Savoir les dispositions nerveuses d’un individu n’est pas chose toujours facile. Aucun signe extérieur n’en témoigne, et les gens ont souvent de bonnes raisons pour dissimuler une pointe de nervosité qu’ils considèrent comme une tare ou comme une menace. Les médecins seuls ont qualité pour instituer cette enquête rétrospective ; mais quand ils sont devenus hypnotiseurs ou magnétiseurs, la plupart ont cessé d’être médecins. L’important pour eux est d’évoquer un état qui touche au merveilleux; les considérations accessoires nuiraient à l’éclat du fait fondamental. Tous cependant, médecins ou non, ont été contraints de reconnaître et n’ont pas hésité à déclarer que certaines personnes subissaient avec une facilité exceptionnelle l’influence hypnotique. Les magnétiseurs, plus enclins à tenir compte des puissances de l’opérateur que de la réceptivité de l’opéré, considérant le premier comme le cachet et le second comme la cire, n’ont pas davantage essayé de le nier. Il est acquis que les femmes d’abord, que les jeunes sujets ensuite, adolescens dont le tempérament touche par tant de côtés à la complexion féminine, sont particulièrement aptes. Braid se borne presque à mentionner le fait, qui le gêne visiblement.

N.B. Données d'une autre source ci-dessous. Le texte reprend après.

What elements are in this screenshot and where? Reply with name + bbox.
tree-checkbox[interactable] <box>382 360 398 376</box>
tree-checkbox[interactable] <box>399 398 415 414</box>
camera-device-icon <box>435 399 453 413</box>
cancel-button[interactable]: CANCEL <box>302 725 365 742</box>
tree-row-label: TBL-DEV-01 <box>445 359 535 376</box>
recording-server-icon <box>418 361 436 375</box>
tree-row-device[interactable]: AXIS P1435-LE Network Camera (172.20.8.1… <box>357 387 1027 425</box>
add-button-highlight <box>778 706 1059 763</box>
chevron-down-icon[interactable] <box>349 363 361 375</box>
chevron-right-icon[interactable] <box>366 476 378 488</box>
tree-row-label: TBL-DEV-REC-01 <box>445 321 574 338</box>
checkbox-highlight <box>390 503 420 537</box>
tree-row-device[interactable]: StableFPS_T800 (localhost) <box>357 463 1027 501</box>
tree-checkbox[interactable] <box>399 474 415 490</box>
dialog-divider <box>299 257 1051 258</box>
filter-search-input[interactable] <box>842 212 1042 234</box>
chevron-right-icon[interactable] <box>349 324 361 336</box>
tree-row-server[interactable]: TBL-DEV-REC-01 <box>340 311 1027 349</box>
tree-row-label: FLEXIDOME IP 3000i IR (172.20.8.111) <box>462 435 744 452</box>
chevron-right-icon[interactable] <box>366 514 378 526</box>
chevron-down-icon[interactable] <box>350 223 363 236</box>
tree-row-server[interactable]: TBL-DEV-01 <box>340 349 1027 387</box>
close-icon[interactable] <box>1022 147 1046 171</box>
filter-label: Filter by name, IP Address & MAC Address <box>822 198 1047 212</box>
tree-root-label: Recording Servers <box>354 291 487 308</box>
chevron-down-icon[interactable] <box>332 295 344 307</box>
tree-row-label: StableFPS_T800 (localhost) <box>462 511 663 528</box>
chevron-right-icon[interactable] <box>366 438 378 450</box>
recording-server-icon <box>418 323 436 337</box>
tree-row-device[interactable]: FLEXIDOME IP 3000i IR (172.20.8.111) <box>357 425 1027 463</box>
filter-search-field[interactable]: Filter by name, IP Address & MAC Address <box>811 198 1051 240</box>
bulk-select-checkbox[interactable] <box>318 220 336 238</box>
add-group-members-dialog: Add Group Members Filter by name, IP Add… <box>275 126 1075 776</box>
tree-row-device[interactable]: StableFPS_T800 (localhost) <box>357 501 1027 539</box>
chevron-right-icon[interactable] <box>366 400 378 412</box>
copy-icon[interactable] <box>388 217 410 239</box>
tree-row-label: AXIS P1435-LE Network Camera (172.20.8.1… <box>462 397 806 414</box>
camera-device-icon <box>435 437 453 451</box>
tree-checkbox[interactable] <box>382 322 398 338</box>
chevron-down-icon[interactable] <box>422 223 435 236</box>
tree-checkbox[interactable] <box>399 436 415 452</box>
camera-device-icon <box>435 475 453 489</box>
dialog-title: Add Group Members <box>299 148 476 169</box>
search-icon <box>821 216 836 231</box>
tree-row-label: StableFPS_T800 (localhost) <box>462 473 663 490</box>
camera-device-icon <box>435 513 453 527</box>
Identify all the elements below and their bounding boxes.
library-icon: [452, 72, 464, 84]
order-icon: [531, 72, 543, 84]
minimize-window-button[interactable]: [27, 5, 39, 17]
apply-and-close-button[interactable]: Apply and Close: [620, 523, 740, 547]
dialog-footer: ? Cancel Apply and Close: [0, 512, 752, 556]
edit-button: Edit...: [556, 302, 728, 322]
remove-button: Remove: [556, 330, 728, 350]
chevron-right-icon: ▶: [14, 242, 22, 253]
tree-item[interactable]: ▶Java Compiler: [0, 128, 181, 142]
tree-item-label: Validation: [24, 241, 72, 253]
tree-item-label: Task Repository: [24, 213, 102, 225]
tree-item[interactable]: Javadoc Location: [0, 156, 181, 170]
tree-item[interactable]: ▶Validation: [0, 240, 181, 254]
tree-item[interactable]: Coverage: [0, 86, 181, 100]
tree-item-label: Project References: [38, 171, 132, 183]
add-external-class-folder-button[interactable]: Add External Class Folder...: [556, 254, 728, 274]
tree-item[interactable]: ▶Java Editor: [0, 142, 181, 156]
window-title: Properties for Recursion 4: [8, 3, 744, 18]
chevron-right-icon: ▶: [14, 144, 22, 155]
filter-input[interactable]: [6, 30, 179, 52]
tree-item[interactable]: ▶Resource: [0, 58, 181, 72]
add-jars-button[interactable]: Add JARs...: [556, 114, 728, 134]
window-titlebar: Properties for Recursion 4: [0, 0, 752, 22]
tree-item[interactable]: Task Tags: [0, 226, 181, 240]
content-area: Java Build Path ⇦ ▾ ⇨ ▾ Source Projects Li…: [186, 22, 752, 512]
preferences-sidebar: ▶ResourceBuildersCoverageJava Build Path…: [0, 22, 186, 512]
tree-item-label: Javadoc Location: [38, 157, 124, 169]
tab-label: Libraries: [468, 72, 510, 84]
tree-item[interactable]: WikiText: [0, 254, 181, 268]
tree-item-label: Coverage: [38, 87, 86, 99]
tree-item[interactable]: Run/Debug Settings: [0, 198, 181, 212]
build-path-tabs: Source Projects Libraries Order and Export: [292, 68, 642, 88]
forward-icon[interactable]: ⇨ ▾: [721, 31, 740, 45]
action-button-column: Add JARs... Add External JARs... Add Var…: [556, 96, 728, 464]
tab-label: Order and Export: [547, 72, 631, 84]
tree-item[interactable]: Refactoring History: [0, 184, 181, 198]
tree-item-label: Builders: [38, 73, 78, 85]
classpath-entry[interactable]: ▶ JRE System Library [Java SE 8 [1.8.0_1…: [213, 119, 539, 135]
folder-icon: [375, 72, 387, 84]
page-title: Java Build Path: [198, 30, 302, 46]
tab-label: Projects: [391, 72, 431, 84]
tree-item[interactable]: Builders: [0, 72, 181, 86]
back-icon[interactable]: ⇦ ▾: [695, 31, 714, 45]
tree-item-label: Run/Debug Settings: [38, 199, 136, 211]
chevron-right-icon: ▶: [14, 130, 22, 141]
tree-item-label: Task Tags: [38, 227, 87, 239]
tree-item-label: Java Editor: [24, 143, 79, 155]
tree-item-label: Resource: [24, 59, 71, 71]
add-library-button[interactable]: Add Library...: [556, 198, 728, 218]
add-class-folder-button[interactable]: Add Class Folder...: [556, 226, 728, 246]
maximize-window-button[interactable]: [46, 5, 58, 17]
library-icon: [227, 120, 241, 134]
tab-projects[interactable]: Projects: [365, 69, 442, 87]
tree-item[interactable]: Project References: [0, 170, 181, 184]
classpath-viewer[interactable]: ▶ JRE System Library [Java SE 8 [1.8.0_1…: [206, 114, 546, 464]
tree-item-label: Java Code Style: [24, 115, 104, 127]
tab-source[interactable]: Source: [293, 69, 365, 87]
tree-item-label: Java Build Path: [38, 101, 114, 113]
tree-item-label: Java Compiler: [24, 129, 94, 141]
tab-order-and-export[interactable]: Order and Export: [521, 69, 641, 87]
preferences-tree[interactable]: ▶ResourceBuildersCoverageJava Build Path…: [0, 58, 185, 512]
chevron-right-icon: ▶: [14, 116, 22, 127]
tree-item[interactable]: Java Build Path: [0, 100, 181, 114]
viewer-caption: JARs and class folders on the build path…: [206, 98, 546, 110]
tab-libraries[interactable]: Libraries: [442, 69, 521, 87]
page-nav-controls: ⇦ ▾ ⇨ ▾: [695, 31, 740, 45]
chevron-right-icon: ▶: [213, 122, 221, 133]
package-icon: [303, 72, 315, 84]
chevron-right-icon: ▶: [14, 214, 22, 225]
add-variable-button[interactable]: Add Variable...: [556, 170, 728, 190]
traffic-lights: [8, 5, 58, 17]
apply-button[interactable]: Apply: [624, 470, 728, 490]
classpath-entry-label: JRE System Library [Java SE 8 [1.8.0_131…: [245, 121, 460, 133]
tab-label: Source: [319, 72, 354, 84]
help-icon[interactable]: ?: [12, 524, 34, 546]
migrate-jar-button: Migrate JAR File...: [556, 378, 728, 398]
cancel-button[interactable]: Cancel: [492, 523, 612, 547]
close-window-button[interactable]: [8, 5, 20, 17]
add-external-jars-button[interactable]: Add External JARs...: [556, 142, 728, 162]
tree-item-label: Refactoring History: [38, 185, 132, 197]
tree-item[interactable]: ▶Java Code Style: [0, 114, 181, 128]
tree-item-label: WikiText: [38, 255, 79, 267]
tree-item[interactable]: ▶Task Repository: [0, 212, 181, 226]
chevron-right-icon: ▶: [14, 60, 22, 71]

La seconde prédisposition est d’un autre ordre. Tout individu déjà soumis à une expérience acquiert un surcroît d’aptitude, et à mesure que les expérimentations se sont multipliées, il devient de plus en plus docile. Ceux qui sont rompus à ces façons d’exercice deviennent les vrais sujets, et le nom leur en est resté. Je ne parle pas des cas où la supercherie s’en mêle et où la première condition pour tromper le monde est d’être un jongleur habile. L’opérateur et l’opéré, en pareille circonstance, se valent presque toujours au point de vue de la probité; mais de telles fraudes, laborieusement conduites, accomplies en vue d’un succès d’argent ou de tout autre, ne s’appliquent qu’aux grandes occasions. Quand il s’agit d’un hypnotisme réduit aux modestes proportions d’une curiosité satisfaite, la chose n’en vaut pas les frais : on est dans la vérité en affirmant que la simulation est exclue, et d’ailleurs elle serait aisément déjouée par tout homme du métier.

L’entraîné, et le mot n’est pas excessif, devient-il seulement un prédisposé, une pâte plus molle, ou aiguise-t-il son système nerveux par la série des secousses qu’il lui imprime de manière à en obtenir des effets qu’un néophyte en hypnotisme ne réaliserait pas?